Closed sigmafelix closed 1 year ago

sigmafelix commented 1 year ago
sigmafelix commented 1 year ago

Basic config and data input examples are below (from sparklyr homepage, reorganizing split code blocks into one)

if (!require(pacman)) {
    install.packages("pacman")
    library(pacman)
}

p_load(sparklyr, apache.sedona, catalog, dplyr, bench, nycflights13)
# sparklyr::spark_install(version="3.4.0")

conf <- spark_config()   # Load variable with spark_config()

# Setting "executor"
conf$spark.executor.memory <- "4G"
conf$spark.executor.cores <- 4
conf$spark.executor.instances <- 2
conf$spark.dynamicAllocation.enabled <- "false"

# Setting "cache"
# Total cache memory for repetitive access (not by file i/o)
conf$`sparklyr.shell.driver-memory` <- "16G"

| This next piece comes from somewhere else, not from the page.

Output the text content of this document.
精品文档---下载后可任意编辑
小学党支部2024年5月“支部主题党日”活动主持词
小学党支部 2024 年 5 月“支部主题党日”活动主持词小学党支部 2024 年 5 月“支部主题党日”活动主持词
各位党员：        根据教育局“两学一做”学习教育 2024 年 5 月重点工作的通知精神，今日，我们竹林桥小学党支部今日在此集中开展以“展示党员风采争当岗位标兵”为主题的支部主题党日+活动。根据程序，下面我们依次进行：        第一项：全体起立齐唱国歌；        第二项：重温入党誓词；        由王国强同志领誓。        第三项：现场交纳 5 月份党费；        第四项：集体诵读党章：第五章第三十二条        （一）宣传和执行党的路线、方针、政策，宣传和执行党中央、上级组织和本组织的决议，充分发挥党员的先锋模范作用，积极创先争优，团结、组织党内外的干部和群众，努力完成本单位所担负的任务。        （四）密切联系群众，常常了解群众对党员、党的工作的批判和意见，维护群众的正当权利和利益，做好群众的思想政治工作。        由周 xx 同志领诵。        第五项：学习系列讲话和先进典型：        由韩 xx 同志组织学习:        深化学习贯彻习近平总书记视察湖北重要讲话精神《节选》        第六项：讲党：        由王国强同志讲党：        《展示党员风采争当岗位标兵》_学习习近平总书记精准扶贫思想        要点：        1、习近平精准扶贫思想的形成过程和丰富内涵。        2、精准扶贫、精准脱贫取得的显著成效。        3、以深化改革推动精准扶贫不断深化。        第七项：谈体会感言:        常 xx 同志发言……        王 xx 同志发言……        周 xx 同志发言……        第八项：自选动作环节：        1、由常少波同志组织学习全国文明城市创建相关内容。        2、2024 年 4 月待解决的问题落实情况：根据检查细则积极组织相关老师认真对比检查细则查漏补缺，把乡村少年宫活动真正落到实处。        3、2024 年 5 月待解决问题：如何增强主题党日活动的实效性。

sc <- spark_connect(master = "local",
                    config = conf)
# sparklyr dashboard: http://localhost:4040/

# Data load into Spark
flights_tbl <- copy_to(sc, nycflights13::flights, "flights")
airlines_tbl <- copy_to(sc, nycflights13::airlines, "airlines")
sigmafelix commented 1 year ago

Since Spark Sedona only accepts ESRI Shapefiles, WKT, Geoparquet, and GeoJSON, we will need to discuss the common data exchange format across the team. This needs to be done for both raster and vector data. Points of considerations are:

kyle-messier commented 1 year ago
  1. This R-Spatial book has a good section on sf/stars working with large raster data cubes: https://r-spatial.org/book/09-Large.html
  2. The Zarr file format is specifically designed for cloud and distributed file system
  3. Zarr file formats could be stored on the CHORDS catalog and referenced from functions/scripts
sigmafelix commented 1 year ago

Thank you. I have been dealing with errors in converting apache.sedona's spatial resilient distributed dataset (SpatialRDD) back to a sf dataset with all attributes intact. The capability of apache.sedona and sparklyr is not as mature as the conventional approaches with sf or terra, so I will take the file-based (Zarr and geoparquet/geopackage) and multithreaded approach with sf or terra to calculate covariates for alpha version development at this moment.

sigmafelix commented 1 year ago

Test completed. May revisit the issue after figuring out alternative interfaces to Spark and Sedona (e.g., Python).